The report gives percent changes in simple annualized rates, also known as a continuously compounded annualized rate of change.
You'll see headlines blaring consumer credit soars and is the highest increase in a decade and so on. The truth is, at simple annualized rates, consumer credit increased almost to this level in the last 10 years. Consumer credit, annualized, increased 9.3%, in September 2004, 9.2% in October 2004, 9.2% in February 2002 and 18.2% in November 2001. Below is the graph of the monthly annualized percentage changes in consumer credit going back to 1980.
Overall consumer credit increased $20.4 billion dollars to $2477.7 billion. Revolving credit increased $5.6 billion while non-revolving increased $14.8 billion. Revolving credit are things like credit cards and non-revolving are things like auto loans and student loans. Mortgages are not included in this report.

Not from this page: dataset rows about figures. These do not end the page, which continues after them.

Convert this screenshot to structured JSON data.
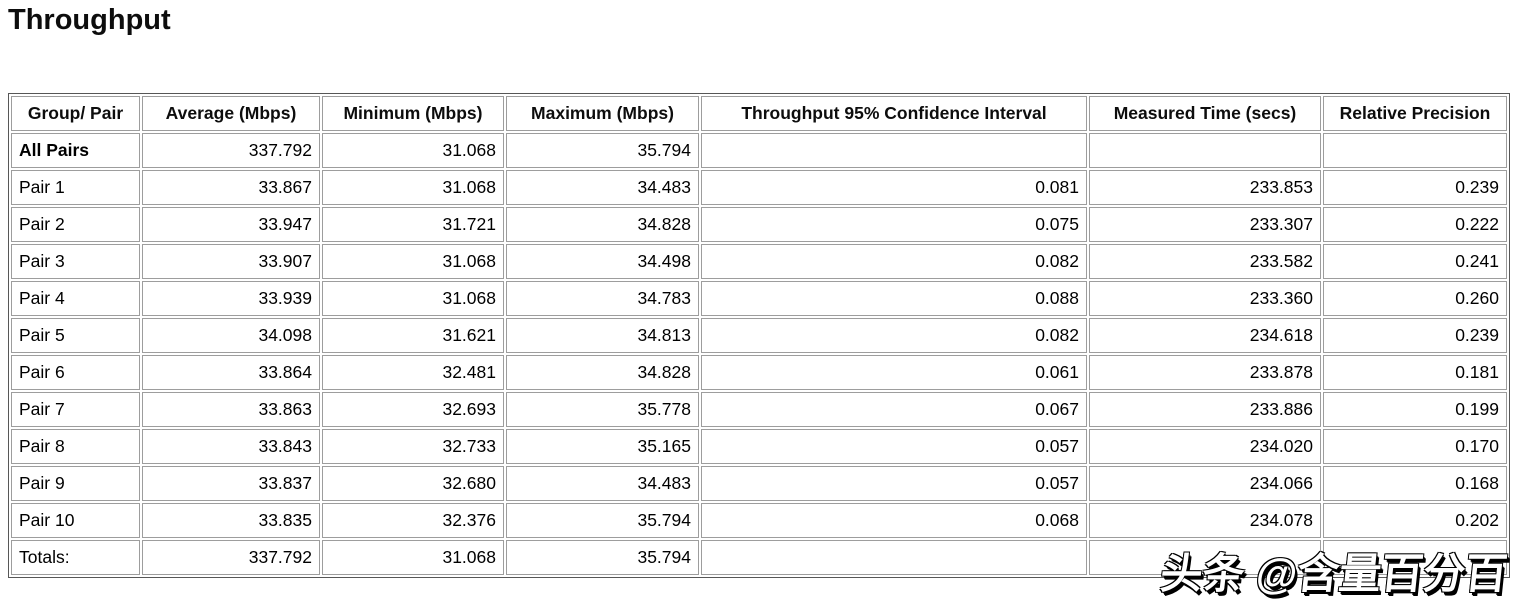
{
  "page": {
    "title": "Throughput"
  },
  "table": {
    "columns": [
      "Group/ Pair",
      "Average (Mbps)",
      "Minimum (Mbps)",
      "Maximum (Mbps)",
      "Throughput 95% Confidence Interval",
      "Measured Time (secs)",
      "Relative Precision"
    ],
    "rows": [
      {
        "bold": true,
        "cells": [
          "All Pairs",
          "337.792",
          "31.068",
          "35.794",
          "",
          "",
          ""
        ]
      },
      {
        "bold": false,
        "cells": [
          "Pair 1",
          "33.867",
          "31.068",
          "34.483",
          "0.081",
          "233.853",
          "0.239"
        ]
      },
      {
        "bold": false,
        "cells": [
          "Pair 2",
          "33.947",
          "31.721",
          "34.828",
          "0.075",
          "233.307",
          "0.222"
        ]
      },
      {
        "bold": false,
        "cells": [
          "Pair 3",
          "33.907",
          "31.068",
          "34.498",
          "0.082",
          "233.582",
          "0.241"
        ]
      },
      {
        "bold": false,
        "cells": [
          "Pair 4",
          "33.939",
          "31.068",
          "34.783",
          "0.088",
          "233.360",
          "0.260"
        ]
      },
      {
        "bold": false,
        "cells": [
          "Pair 5",
          "34.098",
          "31.621",
          "34.813",
          "0.082",
          "234.618",
          "0.239"
        ]
      },
      {
        "bold": false,
        "cells": [
          "Pair 6",
          "33.864",
          "32.481",
          "34.828",
          "0.061",
          "233.878",
          "0.181"
        ]
      },
      {
        "bold": false,
        "cells": [
          "Pair 7",
          "33.863",
          "32.693",
          "35.778",
          "0.067",
          "233.886",
          "0.199"
        ]
      },
      {
        "bold": false,
        "cells": [
          "Pair 8",
          "33.843",
          "32.733",
          "35.165",
          "0.057",
          "234.020",
          "0.170"
        ]
      },
      {
        "bold": false,
        "cells": [
          "Pair 9",
          "33.837",
          "32.680",
          "34.483",
          "0.057",
          "234.066",
          "0.168"
        ]
      },
      {
        "bold": false,
        "cells": [
          "Pair 10",
          "33.835",
          "32.376",
          "35.794",
          "0.068",
          "234.078",
          "0.202"
        ]
      },
      {
        "bold": false,
        "cells": [
          "Totals:",
          "337.792",
          "31.068",
          "35.794",
          "",
          "",
          ""
        ]
      }
    ]
  },
  "watermark": {
    "text": "头条 @含量百分百"
  }
}
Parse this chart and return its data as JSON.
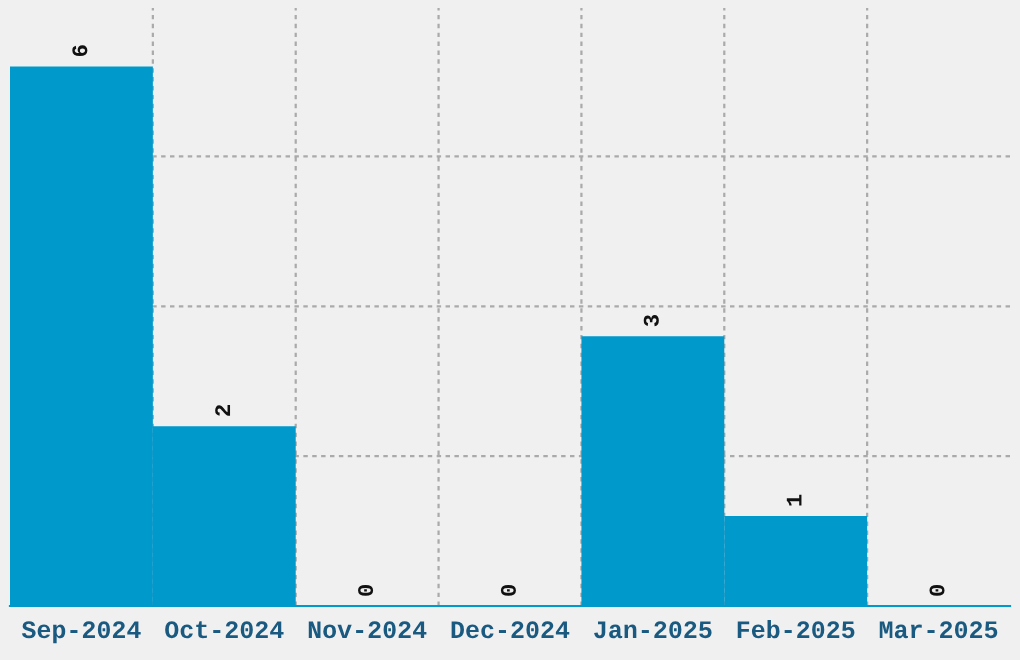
{
  "chart_data": {
    "type": "bar",
    "categories": [
      "Sep-2024",
      "Oct-2024",
      "Nov-2024",
      "Dec-2024",
      "Jan-2025",
      "Feb-2025",
      "Mar-2025"
    ],
    "values": [
      6,
      2,
      0,
      0,
      3,
      1,
      0
    ],
    "color": "#0099cc",
    "data_labels": true,
    "ylim": [
      0,
      6.65
    ],
    "yticks": [
      {
        "value": 1.667,
        "label": null
      },
      {
        "value": 3.333,
        "label": null
      },
      {
        "value": 5,
        "label": null
      }
    ],
    "tick_labels": "x",
    "grid": true
  }
}
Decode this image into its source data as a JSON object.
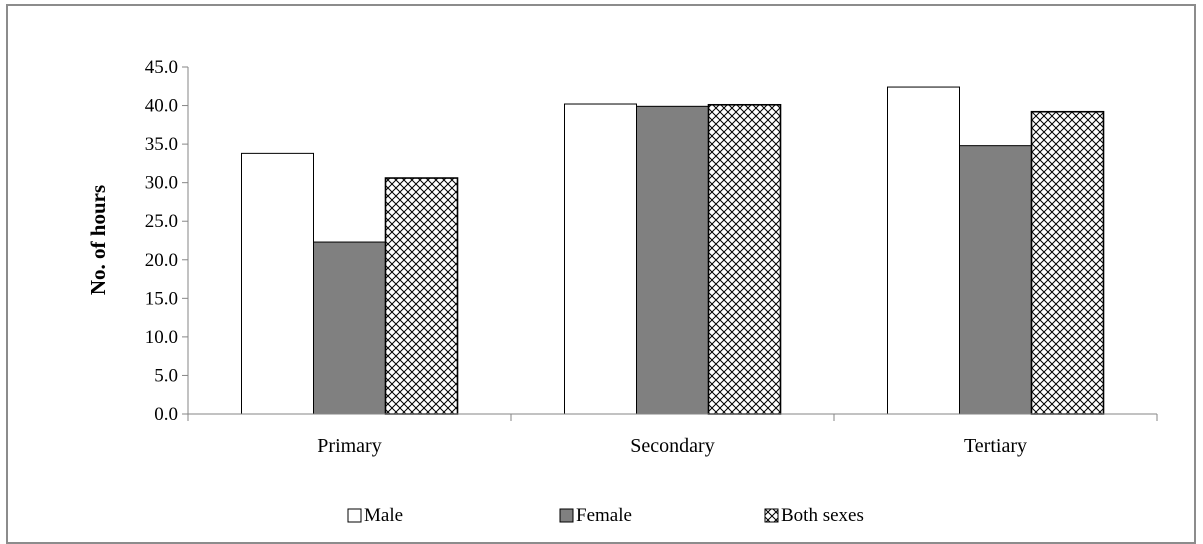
{
  "chart_data": {
    "type": "bar",
    "title": "",
    "xlabel": "",
    "ylabel": "No. of hours",
    "ylim": [
      0,
      45
    ],
    "ytick_step": 5,
    "ytick_labels": [
      "0.0",
      "5.0",
      "10.0",
      "15.0",
      "20.0",
      "25.0",
      "30.0",
      "35.0",
      "40.0",
      "45.0"
    ],
    "grid": false,
    "legend_position": "bottom",
    "categories": [
      "Primary",
      "Secondary",
      "Tertiary"
    ],
    "series": [
      {
        "name": "Male",
        "values": [
          33.8,
          40.2,
          42.4
        ],
        "fill": "#ffffff",
        "pattern": "solid"
      },
      {
        "name": "Female",
        "values": [
          22.3,
          39.9,
          34.8
        ],
        "fill": "#808080",
        "pattern": "solid"
      },
      {
        "name": "Both sexes",
        "values": [
          30.6,
          40.1,
          39.2
        ],
        "fill": "#ffffff",
        "pattern": "crosshatch"
      }
    ]
  }
}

From the above graph we can see outstanding consumer credit drops correlate to recessions. This report does not include charge offs and delinquencies. While credit card charge offs increased 17 basis points in November, credit card delinquencies hit an all time low. Below is total consumer credit.

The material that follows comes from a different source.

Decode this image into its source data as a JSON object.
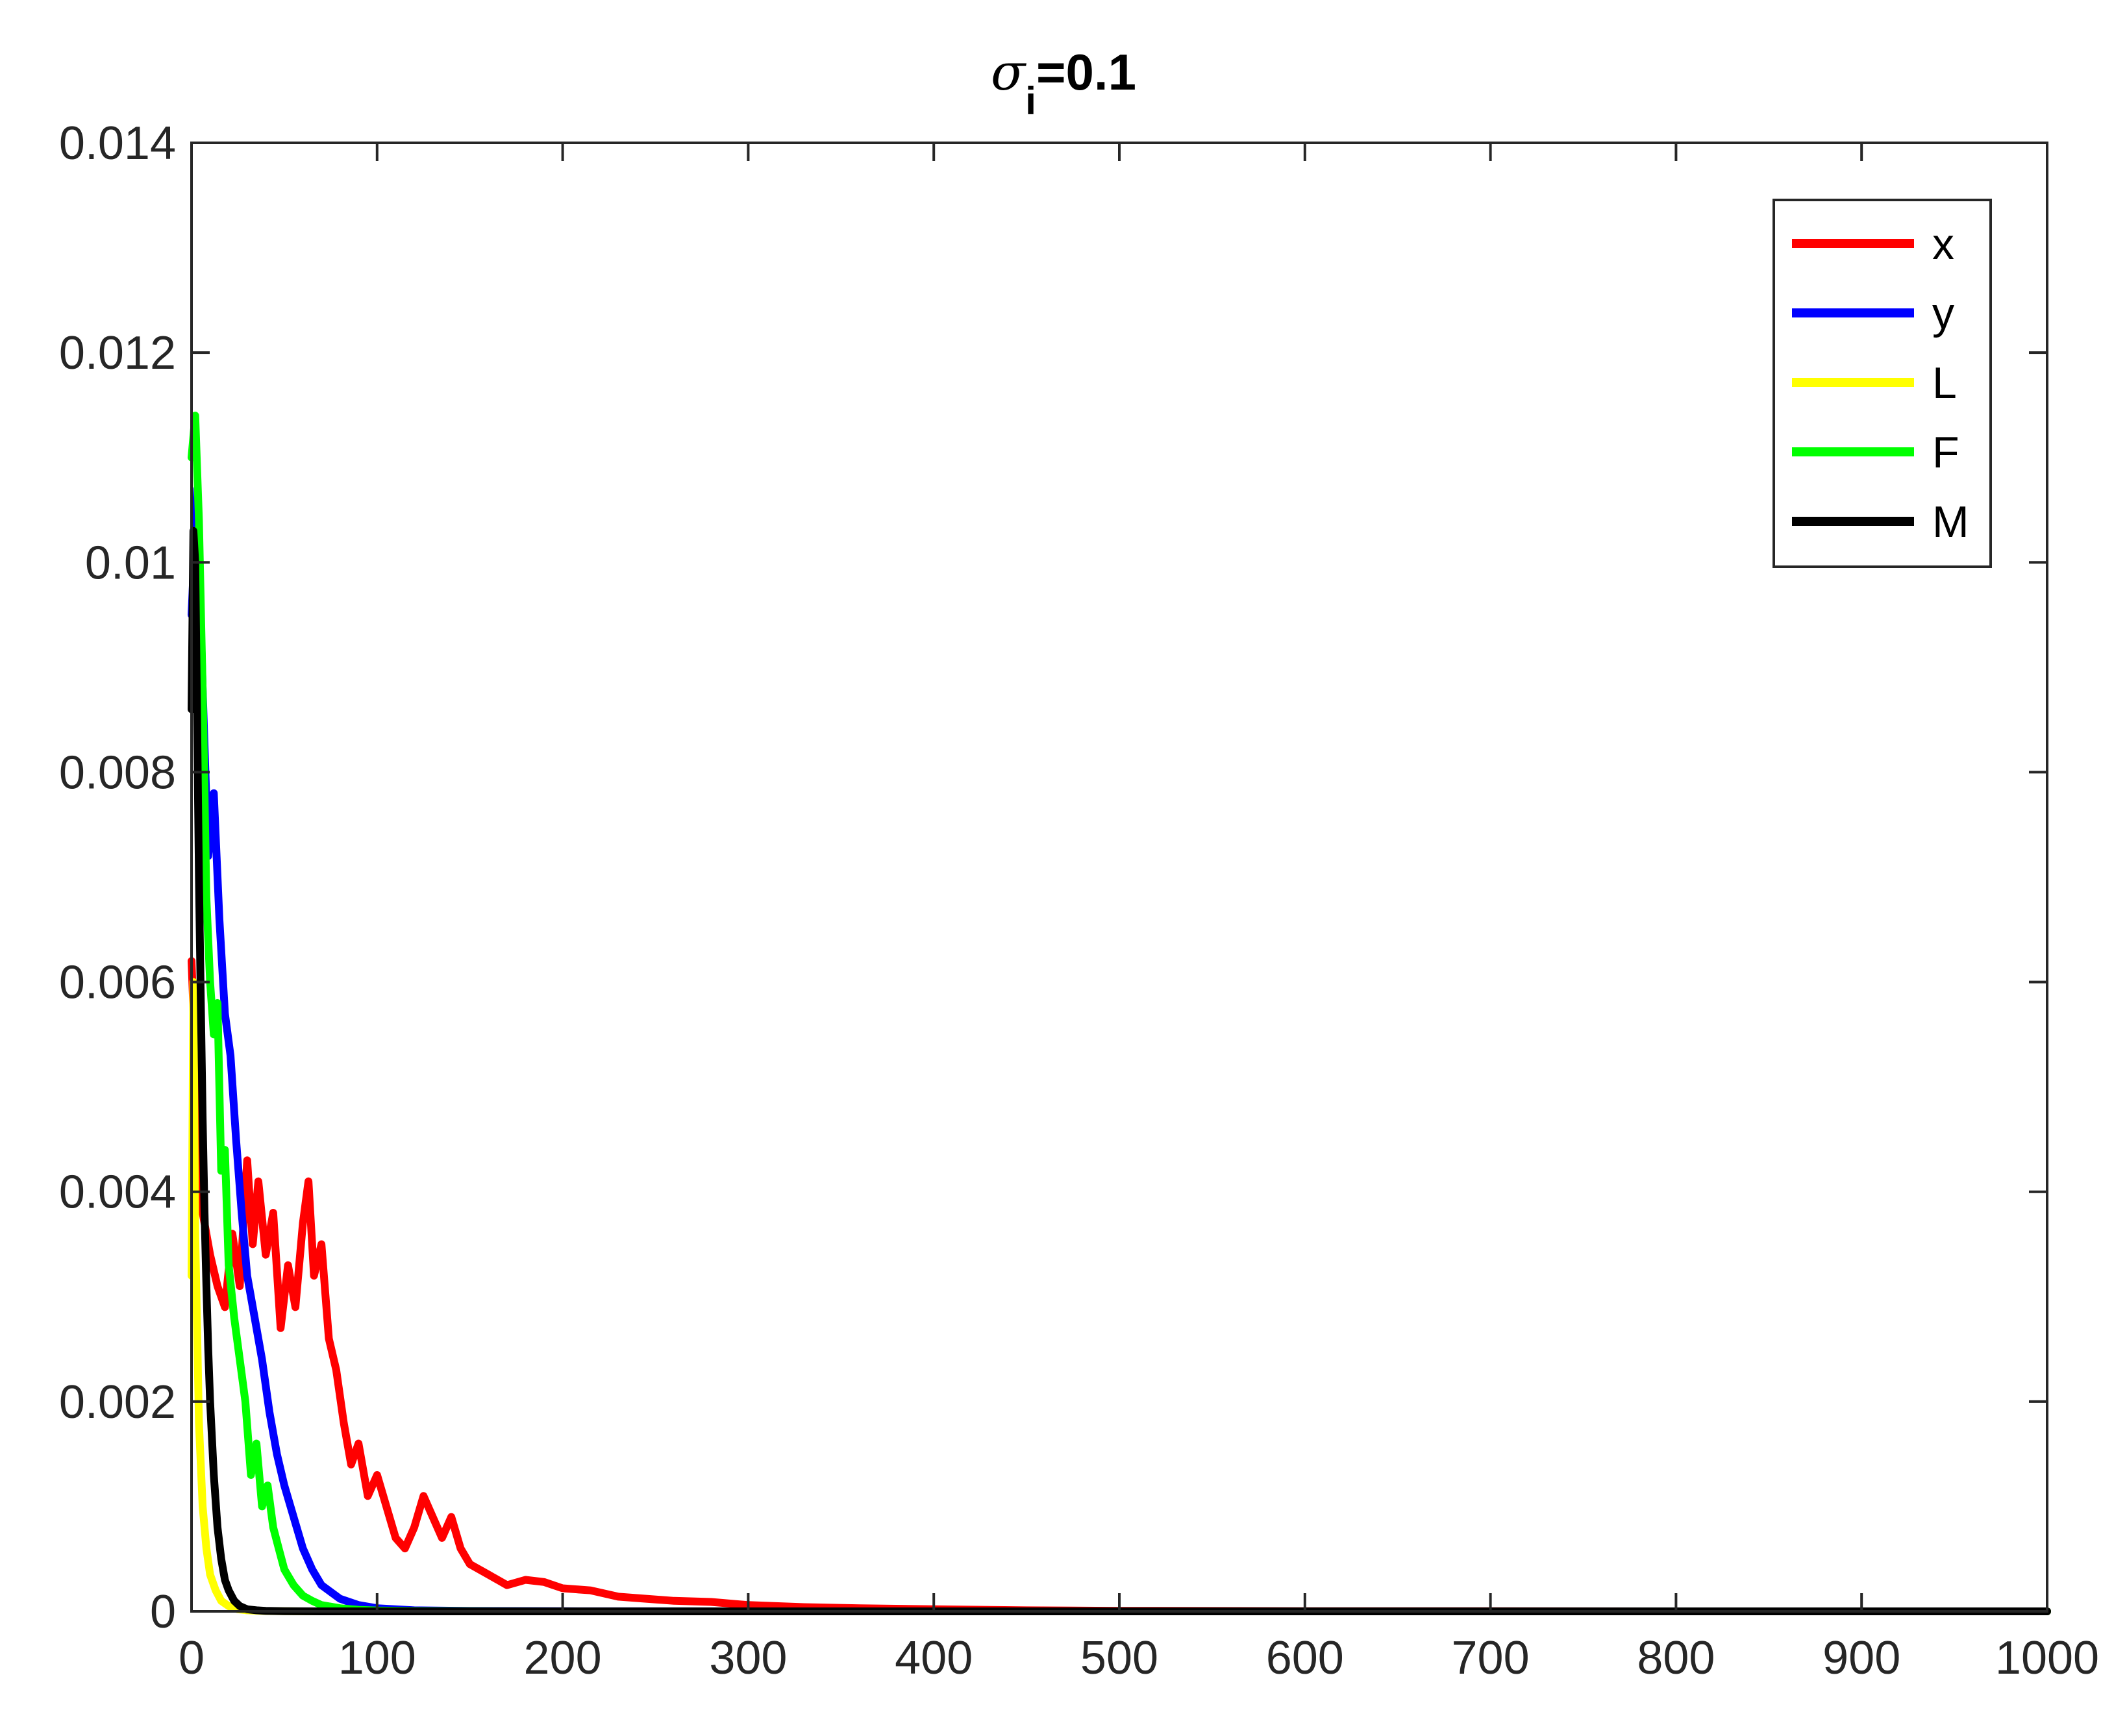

The increase was in large part due to student loans. Tuition has soared this fall, 8.3% at public colleges alone. The federal government started making 100% of guaranteed student loans in July 2010. Federal Government non-revolving credit, which includes these student loans, increased $6.4 billion from October to November. People went more into debt, clearly, to pay for the soaring, absurdly high, educational costs. These are aggregates, but it's doubtful that the U.S. population entering into college is directly proportional to these increases.
Below is non-revolving credit, seasonally adjusted, annualized percentage change.
Revolving credit, think credit cards, are also up for November. Commercial banks alone increased revolving credit by $8.8 billion. Here comes charge it.
Below is revolving credit, raw totals. Charge offs are not included in this report. These numbers are seasonally adjusted.
Other press claimed the increase is due to a better economy. Sorry folks, people don't go into more debt unless they have to, although offering up more debt implies banks think people can pay it back.